Una vez dentro de la tienda, miró a Luigi y dijo; tus amigos se quedan aquí.
Como salido de alguna película, sigilosamente desliza una pared que sostenía al
menos un ciento de lentes multicolor, sin entender nada, pero lleno de
curiosidad, Luigi se acercó a la pared y comprendió que se trataba de un mecanismo
perfectamente ensamblado al muro para disimular una puerta.
Adelante,
alguna de nuestras muchachas lo atenderá…
Aún más
confundido, entra al angosto pasillo y observa, no más de un metro de ancho era
el espacio de aquel lugar secreto, 10 pasos cortos más adelante gira hacia la
Derecha, y continua diez pasos más. Las paredes, aparador rescatado del sueño
de cualquier mujer, bolsas de todas las marcas en todos los tonos y tamaños.
Abarrotado de personas; distintas nacionalidades y credos, se escuchan voces en
francés, alemán, italiano y algún otro idioma oriental, allá al fondo una voz
española le arrancó una sonrisa -¡Joder, tío! Me siento como niña en dulcería-
decía la entusiasmada dama al hombre que tomaba del brazo. Le puedo ayudar en algo, intervino una menuda
muchachita, sacándolo por sorpresa de sus pensamientos.

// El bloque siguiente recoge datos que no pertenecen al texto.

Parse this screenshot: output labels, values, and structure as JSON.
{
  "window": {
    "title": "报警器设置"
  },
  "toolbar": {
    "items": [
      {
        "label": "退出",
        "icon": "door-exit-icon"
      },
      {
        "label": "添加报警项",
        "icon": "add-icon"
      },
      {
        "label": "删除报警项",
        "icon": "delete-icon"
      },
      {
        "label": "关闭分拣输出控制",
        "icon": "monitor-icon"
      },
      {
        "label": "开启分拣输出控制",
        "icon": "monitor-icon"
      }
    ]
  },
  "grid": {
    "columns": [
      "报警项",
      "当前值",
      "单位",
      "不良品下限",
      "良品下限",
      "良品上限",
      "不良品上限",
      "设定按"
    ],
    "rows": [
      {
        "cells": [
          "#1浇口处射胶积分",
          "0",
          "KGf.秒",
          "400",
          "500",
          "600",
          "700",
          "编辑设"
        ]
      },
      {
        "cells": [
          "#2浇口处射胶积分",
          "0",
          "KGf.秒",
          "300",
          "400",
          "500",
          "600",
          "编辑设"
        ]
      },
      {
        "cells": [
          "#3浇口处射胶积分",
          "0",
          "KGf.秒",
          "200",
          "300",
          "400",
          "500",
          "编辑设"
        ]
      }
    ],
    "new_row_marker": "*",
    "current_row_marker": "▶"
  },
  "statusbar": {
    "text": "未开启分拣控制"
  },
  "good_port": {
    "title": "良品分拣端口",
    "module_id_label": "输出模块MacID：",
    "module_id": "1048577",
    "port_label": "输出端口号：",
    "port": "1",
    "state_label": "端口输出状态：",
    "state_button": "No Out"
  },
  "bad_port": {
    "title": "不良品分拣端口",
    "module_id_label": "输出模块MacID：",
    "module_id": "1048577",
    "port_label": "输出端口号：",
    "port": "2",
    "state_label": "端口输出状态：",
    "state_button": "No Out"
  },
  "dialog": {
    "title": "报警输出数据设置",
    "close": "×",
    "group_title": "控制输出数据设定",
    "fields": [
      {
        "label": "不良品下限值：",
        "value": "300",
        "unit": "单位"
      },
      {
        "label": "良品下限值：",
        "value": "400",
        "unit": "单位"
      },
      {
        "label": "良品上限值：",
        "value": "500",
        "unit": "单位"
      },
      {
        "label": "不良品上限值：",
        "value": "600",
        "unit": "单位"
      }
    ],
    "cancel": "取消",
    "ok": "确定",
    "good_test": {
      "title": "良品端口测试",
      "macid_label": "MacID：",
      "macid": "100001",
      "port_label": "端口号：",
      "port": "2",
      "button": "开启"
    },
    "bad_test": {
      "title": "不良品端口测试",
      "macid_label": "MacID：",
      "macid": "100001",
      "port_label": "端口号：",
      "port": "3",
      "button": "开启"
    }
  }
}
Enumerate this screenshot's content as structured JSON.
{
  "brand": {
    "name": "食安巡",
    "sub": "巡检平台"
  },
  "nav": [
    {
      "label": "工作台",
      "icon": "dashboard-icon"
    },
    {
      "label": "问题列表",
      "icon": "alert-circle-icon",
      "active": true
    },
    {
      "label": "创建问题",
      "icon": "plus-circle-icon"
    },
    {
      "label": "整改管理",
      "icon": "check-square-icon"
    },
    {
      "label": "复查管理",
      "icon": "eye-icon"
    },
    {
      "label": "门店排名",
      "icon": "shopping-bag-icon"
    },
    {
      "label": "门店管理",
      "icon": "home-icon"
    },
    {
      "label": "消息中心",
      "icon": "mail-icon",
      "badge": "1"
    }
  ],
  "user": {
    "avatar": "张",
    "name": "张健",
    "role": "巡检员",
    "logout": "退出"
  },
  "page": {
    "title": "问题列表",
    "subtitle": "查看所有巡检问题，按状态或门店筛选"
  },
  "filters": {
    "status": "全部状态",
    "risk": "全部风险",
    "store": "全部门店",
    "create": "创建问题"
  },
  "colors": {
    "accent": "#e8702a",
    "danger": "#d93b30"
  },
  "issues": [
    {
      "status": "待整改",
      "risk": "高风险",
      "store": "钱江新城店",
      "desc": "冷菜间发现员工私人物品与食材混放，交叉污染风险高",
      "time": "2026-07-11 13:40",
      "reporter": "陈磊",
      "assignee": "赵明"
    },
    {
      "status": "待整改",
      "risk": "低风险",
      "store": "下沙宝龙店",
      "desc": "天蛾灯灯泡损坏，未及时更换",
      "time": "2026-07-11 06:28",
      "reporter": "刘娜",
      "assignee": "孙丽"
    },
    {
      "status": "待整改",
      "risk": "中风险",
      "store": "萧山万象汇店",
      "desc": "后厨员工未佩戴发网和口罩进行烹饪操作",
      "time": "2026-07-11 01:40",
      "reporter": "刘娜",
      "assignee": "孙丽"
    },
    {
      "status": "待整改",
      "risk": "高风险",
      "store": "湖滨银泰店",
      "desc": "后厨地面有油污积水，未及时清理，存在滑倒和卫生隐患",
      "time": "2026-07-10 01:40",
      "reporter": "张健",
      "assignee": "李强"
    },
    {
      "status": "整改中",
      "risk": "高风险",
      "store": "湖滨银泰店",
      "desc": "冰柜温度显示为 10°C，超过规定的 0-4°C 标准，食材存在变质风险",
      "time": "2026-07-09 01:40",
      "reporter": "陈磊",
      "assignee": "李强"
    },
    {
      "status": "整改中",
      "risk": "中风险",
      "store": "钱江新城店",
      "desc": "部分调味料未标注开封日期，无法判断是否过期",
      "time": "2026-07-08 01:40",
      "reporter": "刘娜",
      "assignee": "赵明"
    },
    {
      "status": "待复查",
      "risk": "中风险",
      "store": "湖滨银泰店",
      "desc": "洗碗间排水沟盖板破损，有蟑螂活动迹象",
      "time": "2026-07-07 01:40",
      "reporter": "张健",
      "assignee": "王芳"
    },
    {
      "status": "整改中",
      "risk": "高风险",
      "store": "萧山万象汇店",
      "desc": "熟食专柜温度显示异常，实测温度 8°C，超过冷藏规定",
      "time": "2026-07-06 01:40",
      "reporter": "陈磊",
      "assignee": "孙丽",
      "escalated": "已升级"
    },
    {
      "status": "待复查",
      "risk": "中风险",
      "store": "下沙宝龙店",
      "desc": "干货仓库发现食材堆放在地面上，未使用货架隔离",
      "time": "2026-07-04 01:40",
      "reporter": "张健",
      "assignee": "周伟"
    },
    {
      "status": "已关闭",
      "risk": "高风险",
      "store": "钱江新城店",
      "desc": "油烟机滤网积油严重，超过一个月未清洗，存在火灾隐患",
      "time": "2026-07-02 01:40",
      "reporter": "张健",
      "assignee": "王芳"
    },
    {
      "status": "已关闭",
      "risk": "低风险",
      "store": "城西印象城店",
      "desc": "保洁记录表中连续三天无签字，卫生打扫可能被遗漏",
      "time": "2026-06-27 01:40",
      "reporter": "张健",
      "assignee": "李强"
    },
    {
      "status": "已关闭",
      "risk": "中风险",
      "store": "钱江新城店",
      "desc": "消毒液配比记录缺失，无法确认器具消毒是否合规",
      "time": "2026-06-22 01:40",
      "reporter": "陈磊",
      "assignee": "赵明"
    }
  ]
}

Recobrando la postura de comprador
experimentado, tratando de oler el miedo en su oponente, pregunta a la joven,
¿Tiene algo más, aparte de bolsas?
Claro,
permítame un segundo. Por lo pronto le
dejo estos catálogos, por si ve algo que llame su atención. La joven dio una
buena cantidad de revistas desgastadas por excesivo uso, con nombres conocidos
y costosos en portada. Son los catálogos originales, eso es algo de lo que
tenemos en existencia, concluyó la mujer en perfecto castellano, al marcharse.
Tras un par de
minutos, regresó y dijo; habéis visto algo de su interés. En realidad no,
contestó, mientras veía con lujuriosa mirada las manecillas montadas en el
armazón plateado con extensible en caucho. Sólo por curiosidad, cual es el
precio de este reloj. Mil Yuanes joven, Luigi repitió la rutina de regateo pero
esta vez no veía que fuera a funcionar ya que solo lograba un precio mínimo de
ochocientos.
Tenía que
hacer algo para poner la balanza a su favor, así que blofear sería la
estrategia, mire señorita tengo intención de comprar varios y no pienso perder
mi tiempo, se está haciendo tarde, me podría abrir la puerta por favor. Los
ojos de la pequeña oriental abrieron cual flor en primavera. ¿Varios, dice? Así
es, mínimo diez. Su cabeza no entendía
que estaba pasando, hablaba por hablar cuando en realidad quería salir corriendo
de ese lugar.
Alguien llegó
y extendió su mano para ofrecer unos rollos plásticos que al desplegar
resultaron ser relojes, brillantes y seductores, relojes.
De inmediato
identificó el anhelado mecanismo de tiempo de entre los demás e intenta ser
fuerte. Al ver que no da su brazo a torcer, la vendedora le dice enigmáticamente.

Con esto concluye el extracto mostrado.